Diffusion-based Generative Modeling with Discriminative Guidance for Streamable Speech Enhancement
Chenda Li, Samuele Cornell, Shinji Watanabe, Yanmin Qian
TL;DR
This work tackles real-time speech enhancement with diffusion-based generative models by introducing discriminative guidance to drastically reduce reverse-diffusion steps and proposing a streamable, time-domain, chunk-level diffusion framework. By warm-starting the diffusion with a discriminative score for the first $N_ phi$ steps and maintaining history across chunks with SkiM, the approach achieves a favorable trade-off between generative quality and computational efficiency. Empirical results on WSJ0-CHiME3 and CHiME4 show that online performance can approach offline baselines on in-domain data while improving generalization to real-world data, with substantial reductions in MACs as $N_ phi$ increases. The proposed framework yields a practical path toward low-latency, robust streaming SE, with clear directions for latency reduction, broader applicability, and refined balance strategies between generative and discriminative components.
Abstract
Diffusion-based generative models (DGMs) have recently attracted attention in speech enhancement research (SE) as previous works showed a remarkable generalization capability.

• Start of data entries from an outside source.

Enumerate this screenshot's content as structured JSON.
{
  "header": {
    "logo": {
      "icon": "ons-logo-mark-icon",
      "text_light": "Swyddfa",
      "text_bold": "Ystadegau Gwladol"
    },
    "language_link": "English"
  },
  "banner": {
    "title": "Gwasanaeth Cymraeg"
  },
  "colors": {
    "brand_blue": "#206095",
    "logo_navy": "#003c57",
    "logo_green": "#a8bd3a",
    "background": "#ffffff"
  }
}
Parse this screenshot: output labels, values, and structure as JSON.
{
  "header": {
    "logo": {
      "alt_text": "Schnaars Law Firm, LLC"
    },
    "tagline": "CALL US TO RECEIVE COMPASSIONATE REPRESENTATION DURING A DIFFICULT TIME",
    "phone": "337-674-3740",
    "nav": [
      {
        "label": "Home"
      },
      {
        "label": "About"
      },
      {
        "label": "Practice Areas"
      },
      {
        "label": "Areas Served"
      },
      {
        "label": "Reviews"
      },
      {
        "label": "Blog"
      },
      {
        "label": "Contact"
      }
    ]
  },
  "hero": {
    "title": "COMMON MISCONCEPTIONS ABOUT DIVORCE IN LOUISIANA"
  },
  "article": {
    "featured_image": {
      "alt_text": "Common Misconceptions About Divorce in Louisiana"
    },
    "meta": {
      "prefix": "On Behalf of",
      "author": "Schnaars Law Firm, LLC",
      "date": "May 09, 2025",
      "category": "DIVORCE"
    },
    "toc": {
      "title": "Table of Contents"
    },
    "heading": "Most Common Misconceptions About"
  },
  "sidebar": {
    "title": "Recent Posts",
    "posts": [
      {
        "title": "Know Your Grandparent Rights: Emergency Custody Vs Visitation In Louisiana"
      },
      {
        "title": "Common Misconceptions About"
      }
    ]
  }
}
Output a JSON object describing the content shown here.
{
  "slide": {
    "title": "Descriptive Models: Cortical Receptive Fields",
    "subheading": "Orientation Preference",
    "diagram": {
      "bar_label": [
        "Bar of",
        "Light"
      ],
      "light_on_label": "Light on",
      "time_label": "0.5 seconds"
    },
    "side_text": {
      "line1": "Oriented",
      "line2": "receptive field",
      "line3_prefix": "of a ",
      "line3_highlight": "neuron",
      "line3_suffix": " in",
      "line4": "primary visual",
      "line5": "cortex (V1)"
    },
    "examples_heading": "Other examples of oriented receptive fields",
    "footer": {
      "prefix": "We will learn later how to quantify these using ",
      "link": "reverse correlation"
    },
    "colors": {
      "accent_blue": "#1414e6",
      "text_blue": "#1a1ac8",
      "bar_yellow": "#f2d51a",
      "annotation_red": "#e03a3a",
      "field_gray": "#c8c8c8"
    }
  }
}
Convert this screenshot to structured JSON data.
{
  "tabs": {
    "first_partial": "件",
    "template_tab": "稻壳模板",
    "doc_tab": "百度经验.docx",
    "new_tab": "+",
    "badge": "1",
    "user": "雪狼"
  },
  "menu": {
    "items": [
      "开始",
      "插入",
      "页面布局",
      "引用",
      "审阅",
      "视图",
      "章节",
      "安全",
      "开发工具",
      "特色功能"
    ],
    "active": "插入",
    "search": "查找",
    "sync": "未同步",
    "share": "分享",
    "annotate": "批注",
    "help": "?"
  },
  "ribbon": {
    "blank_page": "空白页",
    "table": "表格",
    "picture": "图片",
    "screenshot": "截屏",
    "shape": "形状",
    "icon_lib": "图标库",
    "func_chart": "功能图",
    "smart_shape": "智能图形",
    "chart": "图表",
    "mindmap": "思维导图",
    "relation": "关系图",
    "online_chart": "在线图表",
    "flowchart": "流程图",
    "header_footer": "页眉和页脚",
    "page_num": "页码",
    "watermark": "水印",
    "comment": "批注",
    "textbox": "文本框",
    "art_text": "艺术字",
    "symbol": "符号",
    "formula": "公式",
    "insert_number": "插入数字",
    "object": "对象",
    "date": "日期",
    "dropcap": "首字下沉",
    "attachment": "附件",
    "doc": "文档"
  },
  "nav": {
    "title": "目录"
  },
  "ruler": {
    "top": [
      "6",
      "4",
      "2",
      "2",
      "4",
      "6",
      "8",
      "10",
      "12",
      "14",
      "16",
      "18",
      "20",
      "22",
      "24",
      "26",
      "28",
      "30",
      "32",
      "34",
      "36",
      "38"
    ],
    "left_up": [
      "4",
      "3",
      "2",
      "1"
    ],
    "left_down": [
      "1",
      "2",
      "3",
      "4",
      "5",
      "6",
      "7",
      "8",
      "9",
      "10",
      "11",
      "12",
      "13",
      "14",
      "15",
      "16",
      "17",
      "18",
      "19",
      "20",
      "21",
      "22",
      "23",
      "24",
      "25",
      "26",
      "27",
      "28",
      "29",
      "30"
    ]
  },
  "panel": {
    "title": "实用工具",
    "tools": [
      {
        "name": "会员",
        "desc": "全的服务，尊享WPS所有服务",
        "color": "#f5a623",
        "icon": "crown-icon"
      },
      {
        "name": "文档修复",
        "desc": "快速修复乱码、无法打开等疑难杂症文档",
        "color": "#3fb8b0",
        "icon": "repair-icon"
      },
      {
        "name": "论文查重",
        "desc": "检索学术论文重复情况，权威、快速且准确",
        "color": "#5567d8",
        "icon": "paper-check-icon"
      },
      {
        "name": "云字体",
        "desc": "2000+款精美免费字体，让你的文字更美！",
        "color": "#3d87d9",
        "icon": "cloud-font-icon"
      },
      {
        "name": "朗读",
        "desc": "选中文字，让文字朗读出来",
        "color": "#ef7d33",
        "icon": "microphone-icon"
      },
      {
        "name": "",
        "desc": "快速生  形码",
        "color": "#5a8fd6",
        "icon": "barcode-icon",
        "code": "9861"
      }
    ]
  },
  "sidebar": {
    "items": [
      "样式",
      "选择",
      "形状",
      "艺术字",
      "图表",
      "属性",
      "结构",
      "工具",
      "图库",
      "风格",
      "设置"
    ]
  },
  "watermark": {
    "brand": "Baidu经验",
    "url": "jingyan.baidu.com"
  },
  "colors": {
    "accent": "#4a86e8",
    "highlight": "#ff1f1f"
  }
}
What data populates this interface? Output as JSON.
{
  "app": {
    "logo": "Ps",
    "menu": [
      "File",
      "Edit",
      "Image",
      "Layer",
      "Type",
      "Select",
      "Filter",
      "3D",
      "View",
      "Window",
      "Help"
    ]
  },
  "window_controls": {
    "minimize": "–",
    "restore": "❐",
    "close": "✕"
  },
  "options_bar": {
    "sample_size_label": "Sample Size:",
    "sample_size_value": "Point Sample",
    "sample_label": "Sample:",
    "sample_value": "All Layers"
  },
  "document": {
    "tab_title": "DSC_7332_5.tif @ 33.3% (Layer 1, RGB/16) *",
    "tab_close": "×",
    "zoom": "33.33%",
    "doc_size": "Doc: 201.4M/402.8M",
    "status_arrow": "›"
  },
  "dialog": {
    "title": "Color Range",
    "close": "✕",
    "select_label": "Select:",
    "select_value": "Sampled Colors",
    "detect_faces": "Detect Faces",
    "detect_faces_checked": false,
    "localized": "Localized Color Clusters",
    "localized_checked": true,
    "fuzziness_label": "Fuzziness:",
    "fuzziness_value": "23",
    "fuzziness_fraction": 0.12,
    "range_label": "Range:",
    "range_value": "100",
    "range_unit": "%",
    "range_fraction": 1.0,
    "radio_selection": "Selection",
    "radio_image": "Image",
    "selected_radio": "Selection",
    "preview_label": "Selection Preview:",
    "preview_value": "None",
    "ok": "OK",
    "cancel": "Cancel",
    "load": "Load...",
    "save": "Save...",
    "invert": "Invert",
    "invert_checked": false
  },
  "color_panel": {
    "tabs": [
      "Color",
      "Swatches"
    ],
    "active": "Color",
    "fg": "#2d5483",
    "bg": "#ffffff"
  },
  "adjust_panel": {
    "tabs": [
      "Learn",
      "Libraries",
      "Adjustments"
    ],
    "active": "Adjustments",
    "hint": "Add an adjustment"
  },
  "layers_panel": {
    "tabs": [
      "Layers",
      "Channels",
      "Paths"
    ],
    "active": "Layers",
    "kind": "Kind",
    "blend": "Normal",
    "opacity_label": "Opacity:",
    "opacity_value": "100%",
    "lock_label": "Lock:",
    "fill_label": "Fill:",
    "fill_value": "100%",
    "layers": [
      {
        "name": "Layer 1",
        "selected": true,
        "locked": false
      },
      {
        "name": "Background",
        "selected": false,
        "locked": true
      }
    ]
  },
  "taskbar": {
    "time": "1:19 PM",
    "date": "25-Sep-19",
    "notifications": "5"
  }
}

However, DGMs are also computationally intensive, as they usually require many iterations in the reverse diffusion process (RDP), making them impractical for streaming SE systems. In this paper, we propose to use discriminative scores from discriminative models in the first steps of the RDP. These discriminative scores require only one forward pass with the discriminative model for multiple RDP steps, thus greatly reducing computations. This approach also allows for performance improvements. We show that we can trade off between generative and discriminative capabilities as the number of steps with the discriminative score increases. Furthermore, we propose a novel streamable time-domain generative model with an algorithmic latency of 50 ms, which has no significant performance degradation compared to offline models.